WASCO hasn’t said it doesn’t have water. It’s simply said we need to conserve and save water in this period when the island is facing its worst drought. WASCO’s tanks aren’t empty, they’re just not filling-up fast enough to ensure we can afford to waste water for washing cars, watering lawns – and yes, for senseless and insensitive partying. Not while thousands of families have no or very limited access to water. Or, when water is being rationed around the country…

It’s good business for the Wet Fete organizers to buy water from WASCO to waste when available, but even that betrays ignorance of or insensitivity to the fact that water is becoming more scarce worldwide and people are being urged to save water even more now, than before.

We simply cannot continue to behave like we’re not part of this world. We have to understand that 947 million people in Latin America and the Caribbean, Africa and Asia are without access to water, while another nine million are without water in developed countries.

We need to know and understand why more than 840,000 people – more than the entire OECS population – die every year from a water-related disease. (In other words, 2,300 people die every day because they don’t have access to clean water.

About 750 million people around the world don’t have access to clean water, which works out to one in every nine people on earth.

Women and children spend 140 million hours collecting fresh water every day.

And the amount of safe water available in the world can drop by 40% in the next 15 years if we don’t stop wasting water – like at any Wet Fete, whether here or in Taiwan.

We need to learn more about water and how precious it is elsewhere. The Arab countries in the Middle East have to use a lot of oil money to buy water or to desalinate sea water to drink. But millions upon millions in many African, Asian, Latin American and other developing or underdeveloped countries – today, now as you read this article – either have no water or access only to dirty water. Diarrhoea and other water-borne diseases are killing children at birth and parents are dying young elsewhere.

In one section of Pakistan last week, over one thousand mainly elderly persons died from heat stroke because they had no access to water. And in Southern Europe not too long ago, hundreds of elderly persons also died in France and other countries due to an unusual heatwave occasioned by limate change.

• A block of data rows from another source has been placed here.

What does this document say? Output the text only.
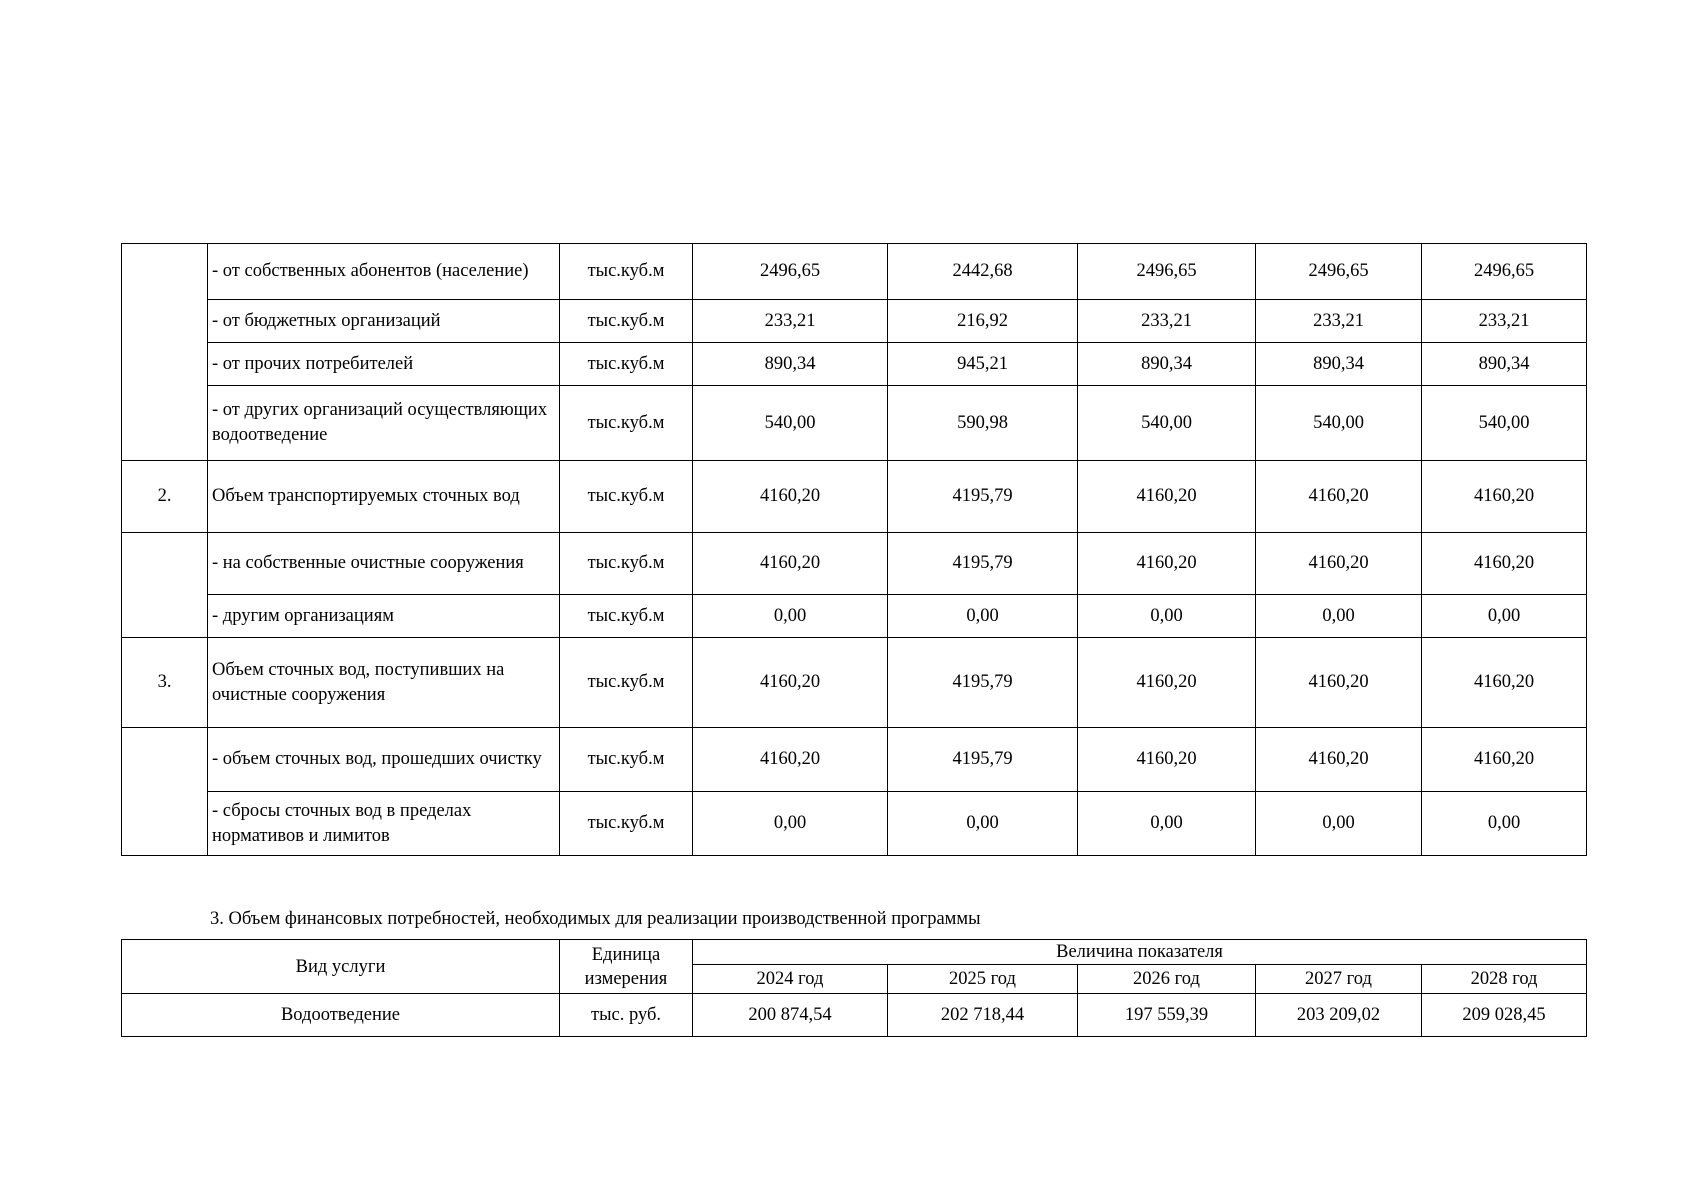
	- от собственных абонентов (население)	тыс.куб.м	2496,65	2442,68	2496,65	2496,65	2496,65
	- от бюджетных организаций	тыс.куб.м	233,21	216,92	233,21	233,21	233,21
	- от прочих потребителей	тыс.куб.м	890,34	945,21	890,34	890,34	890,34
	- от других организаций осуществляющих водоотведение	тыс.куб.м	540,00	590,98	540,00	540,00	540,00
2.	Объем транспортируемых сточных вод	тыс.куб.м	4160,20	4195,79	4160,20	4160,20	4160,20
	- на собственные очистные сооружения	тыс.куб.м	4160,20	4195,79	4160,20	4160,20	4160,20
	- другим организациям	тыс.куб.м	0,00	0,00	0,00	0,00	0,00
3.	Объем сточных вод, поступивших на очистные сооружения	тыс.куб.м	4160,20	4195,79	4160,20	4160,20	4160,20
	- объем сточных вод, прошедших очистку	тыс.куб.м	4160,20	4195,79	4160,20	4160,20	4160,20
	- сбросы сточных вод в пределах нормативов и лимитов	тыс.куб.м	0,00	0,00	0,00	0,00	0,00
3. Объем финансовых потребностей, необходимых для реализации производственной программы
Вид услуги	Единица измерения	Величина показателя				
		2024 год	2025 год	2026 год	2027 год	2028 год
Водоотведение	тыс. руб.	200 874,54	202 718,44	197 559,39	203 209,02	209 028,45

I’ve never been to a Wet Fete — here or anywhere — and doubt I ever will. Apart from having learned all my life that ‘electricity and water don’t mix’, my conscience probably won’t allow me to freely waste water while millions are dying for not having a drop. Besides, more hotels around the world these days are being encouraged to use rain water for pools instead of fresh drinking water – and Coconut Bay in Vieux Fort is already doing that, I understand.

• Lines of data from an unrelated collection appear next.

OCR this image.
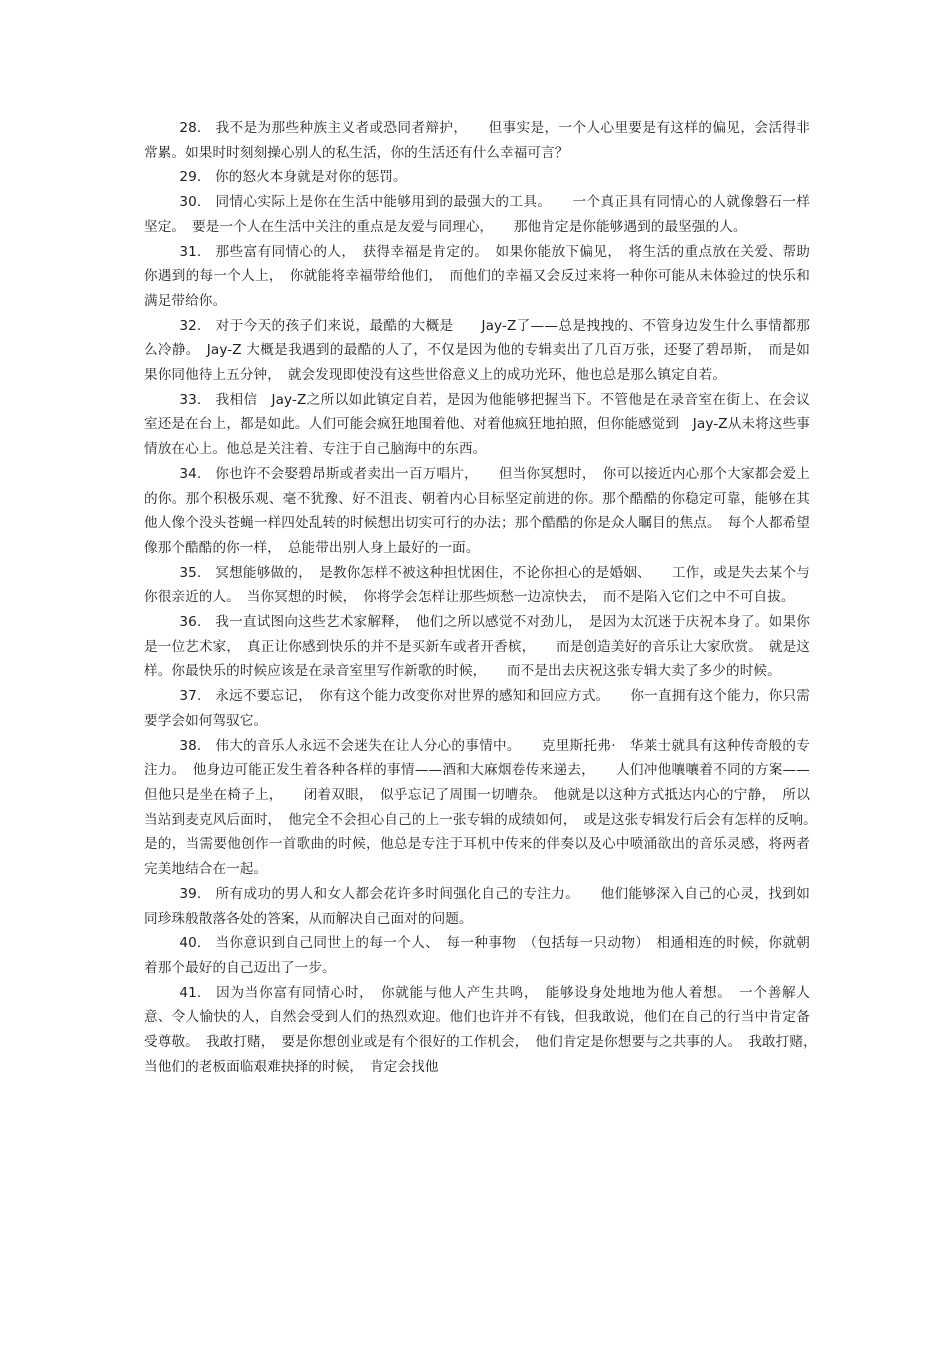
28.　我不是为那些种族主义者或恐同者辩护，　　但事实是，一个人心里要是有这样的偏见，会活得非常累。如果时时刻刻操心别人的私生活，你的生活还有什么幸福可言？

29.　你的怒火本身就是对你的惩罚。

30.　同情心实际上是你在生活中能够用到的最强大的工具。　　一个真正具有同情心的人就像磐石一样坚定。　要是一个人在生活中关注的重点是友爱与同理心，　　那他肯定是你能够遇到的最坚强的人。

31.　那些富有同情心的人，　获得幸福是肯定的。　如果你能放下偏见，　将生活的重点放在关爱、帮助你遇到的每一个人上，　你就能将幸福带给他们，　而他们的幸福又会反过来将一种你可能从未体验过的快乐和满足带给你。

32.　对于今天的孩子们来说，最酷的大概是　　Jay-Z了——总是拽拽的、不管身边发生什么事情都那么冷静。　Jay-Z 大概是我遇到的最酷的人了，不仅是因为他的专辑卖出了几百万张，还娶了碧昂斯，　而是如果你同他待上五分钟，　就会发现即使没有这些世俗意义上的成功光环，他也总是那么镇定自若。

33.　我相信　Jay-Z之所以如此镇定自若，是因为他能够把握当下。不管他是在录音室在街上、在会议室还是在台上，都是如此。人们可能会疯狂地围着他、对着他疯狂地拍照，但你能感觉到　Jay-Z从未将这些事情放在心上。他总是关注着、专注于自己脑海中的东西。

34.　你也许不会娶碧昂斯或者卖出一百万唱片，　　但当你冥想时，　你可以接近内心那个大家都会爱上的你。那个积极乐观、毫不犹豫、好不沮丧、朝着内心目标坚定前进的你。那个酷酷的你稳定可靠，能够在其他人像个没头苍蝇一样四处乱转的时候想出切实可行的办法；那个酷酷的你是众人瞩目的焦点。　每个人都希望像那个酷酷的你一样，　总能带出别人身上最好的一面。

35.　冥想能够做的，　是教你怎样不被这种担忧困住，不论你担心的是婚姻、　　工作，或是失去某个与你很亲近的人。　当你冥想的时候，　你将学会怎样让那些烦愁一边凉快去，　而不是陷入它们之中不可自拔。

36.　我一直试图向这些艺术家解释，　他们之所以感觉不对劲儿，　是因为太沉迷于庆祝本身了。如果你是一位艺术家，　真正让你感到快乐的并不是买新车或者开香槟，　　而是创造美好的音乐让大家欣赏。　就是这样。你最快乐的时候应该是在录音室里写作新歌的时候，　　而不是出去庆祝这张专辑大卖了多少的时候。

37.　永远不要忘记，　你有这个能力改变你对世界的感知和回应方式。　　你一直拥有这个能力，你只需要学会如何驾驭它。

38.　伟大的音乐人永远不会迷失在让人分心的事情中。　　克里斯托弗·　华莱士就具有这种传奇般的专注力。　他身边可能正发生着各种各样的事情——酒和大麻烟卷传来递去，　　人们冲他嚷嚷着不同的方案——但他只是坐在椅子上，　　闭着双眼，　似乎忘记了周围一切嘈杂。　他就是以这种方式抵达内心的宁静，　所以当站到麦克风后面时，　他完全不会担心自己的上一张专辑的成绩如何，　或是这张专辑发行后会有怎样的反响。　是的，当需要他创作一首歌曲的时候，他总是专注于耳机中传来的伴奏以及心中喷涌欲出的音乐灵感，将两者完美地结合在一起。

39.　所有成功的男人和女人都会花许多时间强化自己的专注力。　　他们能够深入自己的心灵，找到如同珍珠般散落各处的答案，从而解决自己面对的问题。

40.　当你意识到自己同世上的每一个人、　每一种事物　（包括每一只动物）　相通相连的时候，你就朝着那个最好的自己迈出了一步。

41.　因为当你富有同情心时，　你就能与他人产生共鸣，　能够设身处地地为他人着想。　一个善解人意、令人愉快的人，自然会受到人们的热烈欢迎。他们也许并不有钱，但我敢说，他们在自己的行当中肯定备受尊敬。　我敢打赌，　要是你想创业或是有个很好的工作机会，　他们肯定是你想要与之共事的人。　我敢打赌，　当他们的老板面临艰难抉择的时候，　肯定会找他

Of course, I can’t convince those who have attended the last eight Wet Fetes here that anything I’ve said here is enough to whet their appetites towards a better understanding of why we should stop wasting water and start changing how we use it.

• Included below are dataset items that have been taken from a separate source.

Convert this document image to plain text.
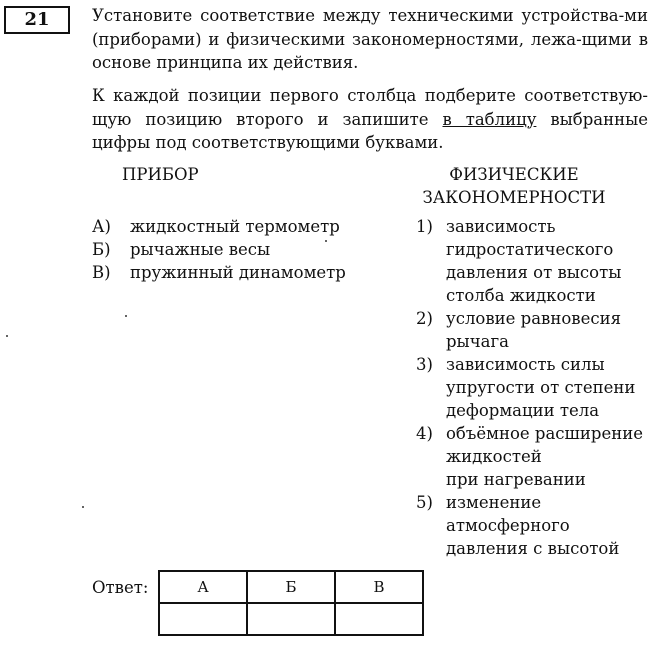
21	Установите соответствие между техническими устройства-ми (приборами) и физическими закономерностями, лежа-щими в основе принципа их действия.
К каждой позиции первого столбца подберите соответствую-щую позицию второго и запишите в таблицу выбранные цифры под соответствующими буквами.
ПРИБОР	ФИЗИЧЕСКИЕ ЗАКОНОМЕРНОСТИ
А)	жидкостный термометр
Б)	рычажные весы
В)	пружинный динамометр
1) зависимость
гидростатического
давления от высоты
столба жидкости
2) условие равновесия
рычага
3) зависимость силы
упругости от степени
деформации тела
4) объёмное расширение
жидкостей
при нагревании
5) изменение
атмосферного
давления с высотой
Ответ:	А	Б	В
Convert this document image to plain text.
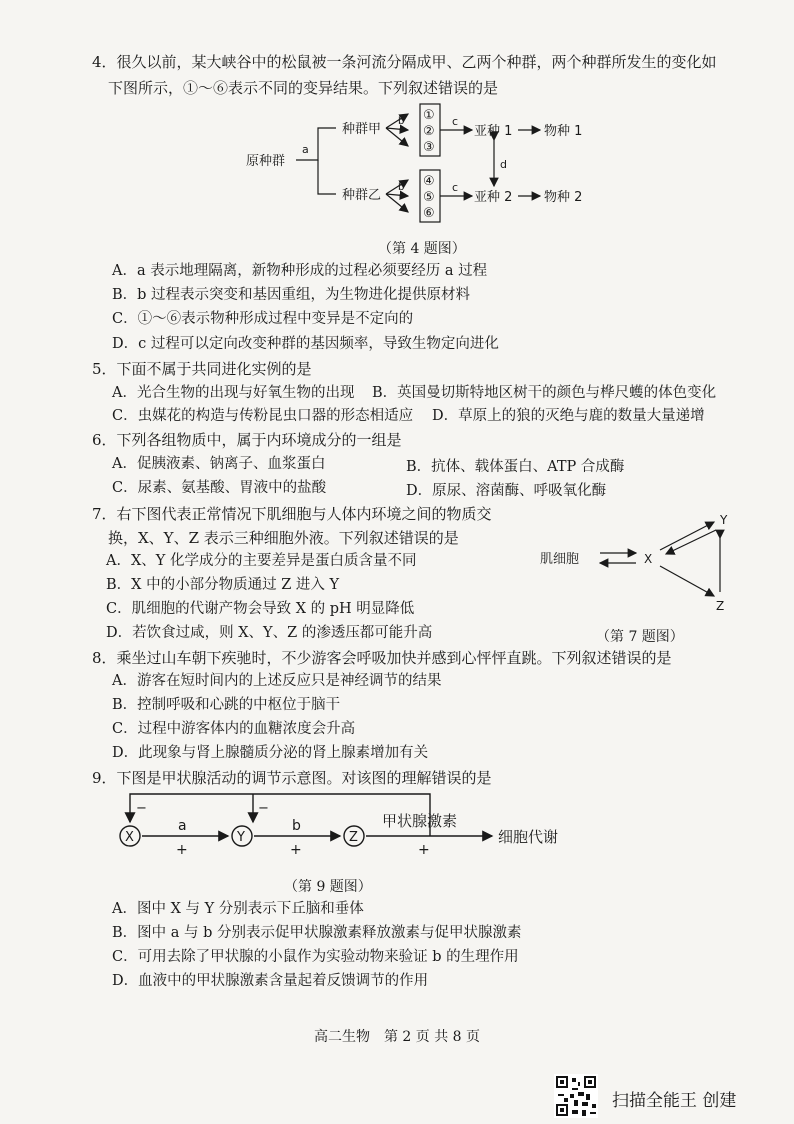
4．很久以前，某大峡谷中的松鼠被一条河流分隔成甲、乙两个种群，两个种群所发生的变化如
下图所示，①～⑥表示不同的变异结果。下列叙述错误的是
原种群
a
种群甲
种群乙
b
b
①
②
③
④
⑤
⑥
c
c
亚种 1
亚种 2
d
物种 1
物种 2
（第 4 题图）
A．a 表示地理隔离，新物种形成的过程必须要经历 a 过程
B．b 过程表示突变和基因重组，为生物进化提供原材料
C．①～⑥表示物种形成过程中变异是不定向的
D．c 过程可以定向改变种群的基因频率，导致生物定向进化
5．下面不属于共同进化实例的是
A．光合生物的出现与好氧生物的出现 B．英国曼切斯特地区树干的颜色与桦尺蠖的体色变化
C．虫媒花的构造与传粉昆虫口器的形态相适应 D．草原上的狼的灭绝与鹿的数量大量递增
6．下列各组物质中，属于内环境成分的一组是
A．促胰液素、钠离子、血浆蛋白	B．抗体、载体蛋白、ATP 合成酶
C．尿素、氨基酸、胃液中的盐酸	D．原尿、溶菌酶、呼吸氧化酶
7．右下图代表正常情况下肌细胞与人体内环境之间的物质交
换，X、Y、Z 表示三种细胞外液。下列叙述错误的是
A．X、Y 化学成分的主要差异是蛋白质含量不同
B．X 中的小部分物质通过 Z 进入 Y
C．肌细胞的代谢产物会导致 X 的 pH 明显降低
D．若饮食过咸，则 X、Y、Z 的渗透压都可能升高
肌细胞	X
Y
Z
（第 7 题图）
8．乘坐过山车朝下疾驰时，不少游客会呼吸加快并感到心怦怦直跳。下列叙述错误的是
A．游客在短时间内的上述反应只是神经调节的结果
B．控制呼吸和心跳的中枢位于脑干
C．过程中游客体内的血糖浓度会升高
D．此现象与肾上腺髓质分泌的肾上腺素增加有关
9．下图是甲状腺活动的调节示意图。对该图的理解错误的是
−	−
X	Y	Z
a	b
+	+	+
甲状腺激素
细胞代谢
（第 9 题图）
A．图中 X 与 Y 分别表示下丘脑和垂体
B．图中 a 与 b 分别表示促甲状腺激素释放激素与促甲状腺激素
C．可用去除了甲状腺的小鼠作为实验动物来验证 b 的生理作用
D．血液中的甲状腺激素含量起着反馈调节的作用
高二生物　第 2 页 共 8 页
扫描全能王 创建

All I’ll say – for now – is that given what went down in Taiwan on Sunday and what has happened at Wet Fete here before, those responsible for planning mass events (and those responsible for ensuring security and emergency measures at all mass events) will be so guided as to take even stronger safety steps to ensure public safety. (That would go as well for recently advertised plans to establish a permanent water park here soon.)

We cannot continue to bury our heads in the sand while the world’s water supply continues to dwindle — and through our own fault. Sanitation and sewage concerns should take a higher place on our list of national concerns. There are still too many people here — and elsewhere — without access to a reliable supply of water and flushing toilets.

And too many of us take for granted the fact that there’s water in our pipes every time we open the tap.

Meanwhile, here’s what I hope will be a sobering fact: There are more people in the world with a mobile phone than with access to a toilet!

1 Comment

  1. Ugh! This post makes me sad and guilty as well. I’ll admit sometimes I tend to waste a little water. Thank you for this eye-opening article. I will try my best to be more careful in wasting water.